Configuration

jetlint reads its configuration from .jetlintrc.json at the project root. Misspelled options exit with code 2 rather than being silently ignored, so typos can’t quietly disable a rule.

Minimum config

The default config is empty. The five rules in the recommended preset run at error severity; every other rule is off. To opt in to another rule, list it by name:

{
  "rules": {
    "no-array-delete": "error"
  }
}

Severity shorthands

A rule entry can be a string for severity or an array of [severity, options]:

{
  "rules": {
    "no-floating-promises": "error",
    "prefer-nullish-coalescing": "warn",
    "no-unused-vars": "off",
    "only-throw-error": ["error", { "allowThrowingAny": false }]
  }
}

Valid severities: "error", "warn", "off".

Per-rule options

Per-rule options match typescript-eslint’s published shape exactly.

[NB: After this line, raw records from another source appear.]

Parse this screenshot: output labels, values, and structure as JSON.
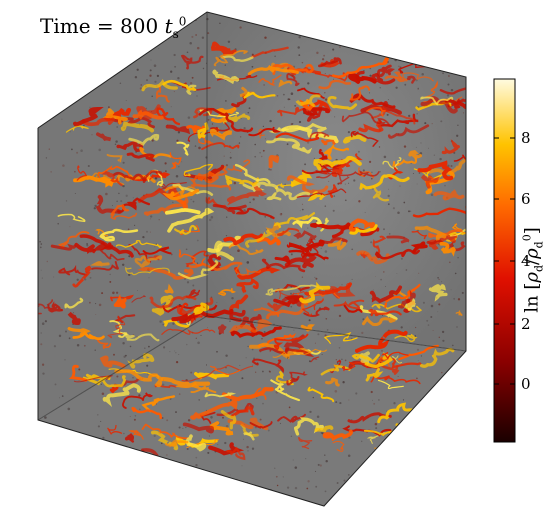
{
  "title": {
    "prefix": "Time",
    "equals": "=",
    "value": "800",
    "unit_symbol": "t",
    "unit_sub": "s",
    "unit_sup": "0"
  },
  "colorbar": {
    "label_prefix": "ln",
    "label_num": "ρ",
    "label_num_sub": "d",
    "label_den": "ρ",
    "label_den_sub": "d",
    "label_den_sup": "0",
    "ticks": [
      "0",
      "2",
      "4",
      "6",
      "8"
    ],
    "colors": {
      "dark": "#1a0000",
      "red": "#d40000",
      "orange": "#ff7a00",
      "yellow": "#ffe41a",
      "white": "#fffbe0"
    }
  },
  "cube": {
    "face_color": "#7c7c7c",
    "filament_colors": [
      "#c81000",
      "#e62800",
      "#ff5a00",
      "#ff8c00",
      "#ffc400",
      "#ffe84a"
    ]
  }
}
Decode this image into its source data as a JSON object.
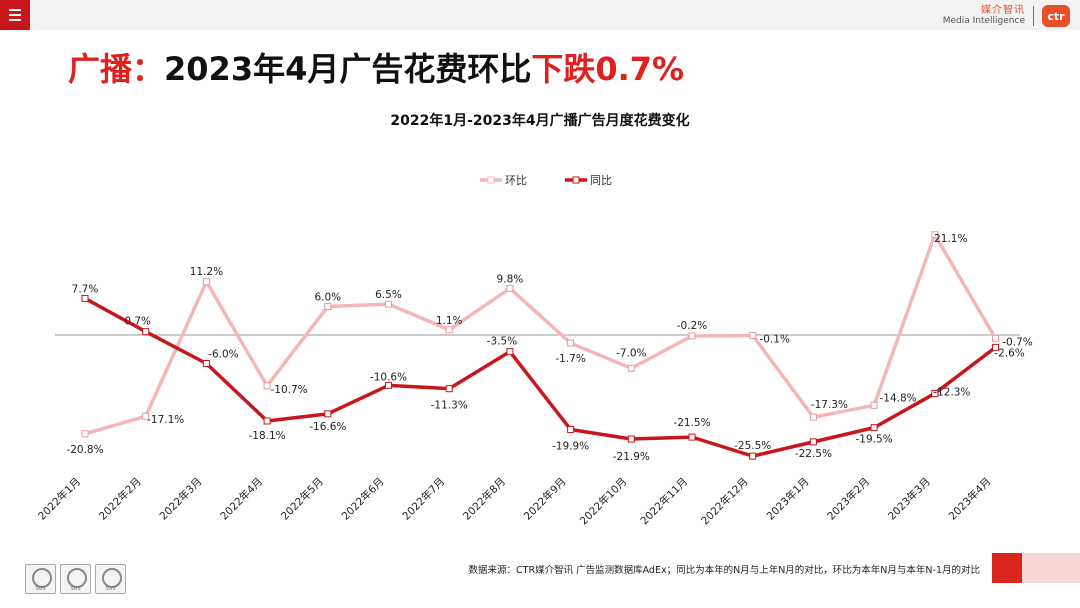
{
  "header": {
    "brand_cn": "媒介智讯",
    "brand_en": "Media Intelligence",
    "brand_logo": "ctr"
  },
  "headline": {
    "part1": "广播：",
    "part2": "2023年4月广告花费环比",
    "part3": "下跌0.7%"
  },
  "footer": {
    "source_note": "数据来源：CTR媒介智讯 广告监测数据库AdEx；同比为本年的N月与上年N月的对比，环比为本年N月与本年N-1月的对比",
    "seals": [
      "SGS",
      "SGS",
      "SGS"
    ]
  },
  "colors": {
    "accent_red": "#d9251c",
    "mom_series": "#f4b6b6",
    "yoy_series": "#c8161d"
  },
  "chart_data": {
    "type": "line",
    "title": "2022年1月-2023年4月广播广告月度花费变化",
    "categories": [
      "2022年1月",
      "2022年2月",
      "2022年3月",
      "2022年4月",
      "2022年5月",
      "2022年6月",
      "2022年7月",
      "2022年8月",
      "2022年9月",
      "2022年10月",
      "2022年11月",
      "2022年12月",
      "2023年1月",
      "2023年2月",
      "2023年3月",
      "2023年4月"
    ],
    "series": [
      {
        "name": "环比",
        "color": "#f4b6b6",
        "values": [
          -20.8,
          -17.1,
          11.2,
          -10.7,
          6.0,
          6.5,
          1.1,
          9.8,
          -1.7,
          -7.0,
          -0.2,
          -0.1,
          -17.3,
          -14.8,
          21.1,
          -0.7
        ],
        "labels": [
          "-20.8%",
          "-17.1%",
          "11.2%",
          "-10.7%",
          "6.0%",
          "6.5%",
          "1.1%",
          "9.8%",
          "-1.7%",
          "-7.0%",
          "-0.2%",
          "-0.1%",
          "-17.3%",
          "-14.8%",
          "21.1%",
          "-0.7%"
        ]
      },
      {
        "name": "同比",
        "color": "#c8161d",
        "values": [
          7.7,
          0.7,
          -6.0,
          -18.1,
          -16.6,
          -10.6,
          -11.3,
          -3.5,
          -19.9,
          -21.9,
          -21.5,
          -25.5,
          -22.5,
          -19.5,
          -12.3,
          -2.6
        ],
        "labels": [
          "7.7%",
          "0.7%",
          "-6.0%",
          "-18.1%",
          "-16.6%",
          "-10.6%",
          "-11.3%",
          "-3.5%",
          "-19.9%",
          "-21.9%",
          "-21.5%",
          "-25.5%",
          "-22.5%",
          "-19.5%",
          "-12.3%",
          "-2.6%"
        ]
      }
    ],
    "ylim": [
      -30,
      30
    ],
    "legend": "top-center",
    "grid": false
  }
}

For example, restrict-template-expressions accepts the same option keys:

{
  "rules": {
    "restrict-template-expressions": ["error", {
      "allowNumber": true,
      "allowBoolean": false,
      "allowAny": false
    }]
  }
}

If you pass an option key the rule doesn’t recognize, jetlint exits with code 2 and a structured error pointing at the offending key. The same goes for severities other than the three above.

Project layout

project/
├── tsconfig.json
├── .jetlintrc.json   ← rule config
└── src/

jetlint resolves files using your tsconfig.json’s include / exclude. Pass --project ./tsconfig.json to point at a specific config file.

Editor and CI configs

The same .jetlintrc.json is used everywhere. For CI-specific overrides (e.g. promoting warn to error), launch jetlint with --strict. That treats every warn as error for that run.

Coming next: category-level severity

Rules are already grouped into seven categories internally. A future release will let you set severity per category in addition to per rule:

{
  "categories": {
    "correctness": "error",
    "performance": "warn",
    "style": "off"
  },
  "rules": {
    "return-await": "error"
  }
}

Resolution order will be: built-in defaults → category overrides → rule overrides. Explicit rule severity always wins.

This syntax is not yet wired. .jetlintrc.json currently accepts only the rules section above; a categories key today exits with code 2. The shape is published here so the design can be critiqued before it ships.